Sagicor now Jamaica's 2nd Most Profitable Listed Company

Sagicor now Jamaica's 2nd Most Profitable Listed Company

Jamaica Observer April 17, 2019

Via Jamaica Observer

In a media briefing on Monday, President and CEO Chris Zacca announced that Sagicor Group Jamaica had become the Jamaica Stock Exchange's second most profitable listed company, with increased profits of $14.23 billion on total revenue of $70.66 billion, or 18 per cent above the $12.07 billion net profit recorded in 2017, moving it up from third and continuing its long run of increasing annual profitability.

This was despite an $875 million impairment provision against their investment in Government of Barbados bonds, and the general cost of implementing the new forward looking Expected Credit Losses (ECL) methodology following the adoption of the new IFRS 9 accounting standard in their 2018 calendar year.

Stockholder's equity had increased by nine per cent to $74.34 billion, after the distribution of $1.20 in dividends per share in 2018, and an interim dividend of 79 cents per share will be paid on May 9, up from 66 cents per share last year.

Earnings per share increased by 17 per cent to $3.65, giving a very healthy return on equity of 20 per cent. Total group assets at December 2018 were $394 billion, up from $352 billion.

Zacca re-introduced his management team, and observed that in their core business, Sagicor Life, they remained the market leaders in individual life insurance (around 65 per cent), group health (around 68 per cent), group life insurance (over 50 per cent), and pension fund management (over 30 per cent), and were actually continuing to grow market share, resulting in a combined $9 billion in net profits.

He emphasised that Sagicor Bank had also had a very good year, with a 60 per cent increase in profits to $2.85 billion for 2018, all on a 14 per cent increase in revenues to $12.4 billion, with no increase in fees, driven instead by double-digit growth in loans and credit cards, and the introduction of two new products aimed at improving financial inclusion — namely SWYPE (a mobile point of sale that fits in a pocket) and MYCASH (a prepaid card partnering with Digicel using internationally accepted mastercard).

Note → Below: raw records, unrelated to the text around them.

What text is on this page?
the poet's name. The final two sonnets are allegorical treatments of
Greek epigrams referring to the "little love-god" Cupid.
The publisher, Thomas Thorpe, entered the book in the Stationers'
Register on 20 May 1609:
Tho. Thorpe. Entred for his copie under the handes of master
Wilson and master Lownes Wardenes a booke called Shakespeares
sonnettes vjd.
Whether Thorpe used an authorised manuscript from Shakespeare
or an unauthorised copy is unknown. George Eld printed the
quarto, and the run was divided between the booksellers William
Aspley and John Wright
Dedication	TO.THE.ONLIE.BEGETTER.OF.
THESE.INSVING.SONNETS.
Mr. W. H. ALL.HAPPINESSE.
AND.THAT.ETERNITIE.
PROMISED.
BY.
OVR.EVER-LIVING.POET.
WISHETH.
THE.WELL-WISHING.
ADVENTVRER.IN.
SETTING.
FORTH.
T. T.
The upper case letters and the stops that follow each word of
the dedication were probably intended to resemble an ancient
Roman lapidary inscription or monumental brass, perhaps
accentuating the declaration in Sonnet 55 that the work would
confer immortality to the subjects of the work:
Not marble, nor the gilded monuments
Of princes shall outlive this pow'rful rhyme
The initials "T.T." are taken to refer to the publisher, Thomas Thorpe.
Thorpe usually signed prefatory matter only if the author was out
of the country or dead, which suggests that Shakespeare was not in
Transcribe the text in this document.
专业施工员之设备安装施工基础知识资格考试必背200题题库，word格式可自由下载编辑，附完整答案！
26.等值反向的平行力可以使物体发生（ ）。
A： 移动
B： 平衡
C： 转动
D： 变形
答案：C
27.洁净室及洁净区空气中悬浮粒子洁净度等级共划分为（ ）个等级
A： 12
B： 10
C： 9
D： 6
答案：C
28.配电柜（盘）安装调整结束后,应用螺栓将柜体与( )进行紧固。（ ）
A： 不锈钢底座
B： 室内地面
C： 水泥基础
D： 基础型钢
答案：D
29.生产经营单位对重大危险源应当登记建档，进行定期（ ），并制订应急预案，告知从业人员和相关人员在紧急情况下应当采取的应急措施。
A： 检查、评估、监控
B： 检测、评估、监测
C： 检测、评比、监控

Zacca advised the bank also has two more products in this space awaiting central bank approval. Sagicor Bank CEO Chorvelle Johnson described her strategy as listening, focusing on clients “pain points” and training team members to address these areas.

Zacca noted the bank had seen sharply increased customer satisfaction scores. They were also in the process of reviewing their fees, which would be announced shortly.

Zacca noted that Sagicor Investments, led by Kevin Donaldson, recently completed one of the largest local bond transactions for utility company JPS, a debt financing of US$180 million, with strong support from Sagicor Bank, which led the raising of US$66 million in syndicated loans.

Their asset management business had grown from $89 billion to $140 billion under management, and they were in the process of expanding their regional asset management and investment banking business.

They had an asset management business in Cayman, and were in the process of applying for an investment banking licence there, and were already doing investment banking deals across the region in Barbados, Trinidad and St Lucia.

They would soon be launching an infrastructure fund, and were involved in several real estate developments that were being started or coming to fruition.

Importantly, and a reason for the delay in their financial statements, Executive Vice-President Finance and Group CFO Ivan Carter noted that they had reclassified their 15 per cent holding in Playa Hotels to an “associate” company from June 2nd, from a “portfolio” investment, reflecting their “significant influence”, meaning that they would “pick up” the corresponding portion of their net profits.

This influence reflects the fact that in addition to Sagicor having two board directors on Playa, Zacca is a member of their audit committee, and Richard Byles is a member of their “capital allocation” committee, which reviews all significant new investments.

Playa is expanding with a new 750 room hotel in the Dominican Republic, and has recently converted two of its hotels to the Hilton Brand. Zacca noted that Playa had four main shareholders, the largest being a hedge fund, with Sagicor as the second largest, ahead of Hyatt, whose brands include Hilton. The stock is thinly traded on Nasdaq, and therefore volatile, and in his view this better reflects their strategic investment role.

The group also took control of the X Fund from October 1st, and now accounts for it as a subsidiary rather than as an associate, reflecting their effective control despite only owning 31 per cent. As a result, they recognised a one-off gain of $1.52 billion, of which $1.29 billion relate to stockholders.

Effective December 1st, they also acquired a 51 per cent stake in a micro – financing business, Travel Cash.

In response to a question on the deal with Scotia Insurance, he noted that the Scotia Life partnership was at the level of their parent company, and would be part of the overall deal to list Sagicor Financial Corporation on the Toronto Stock Exchange which was still subject to shareholder approval.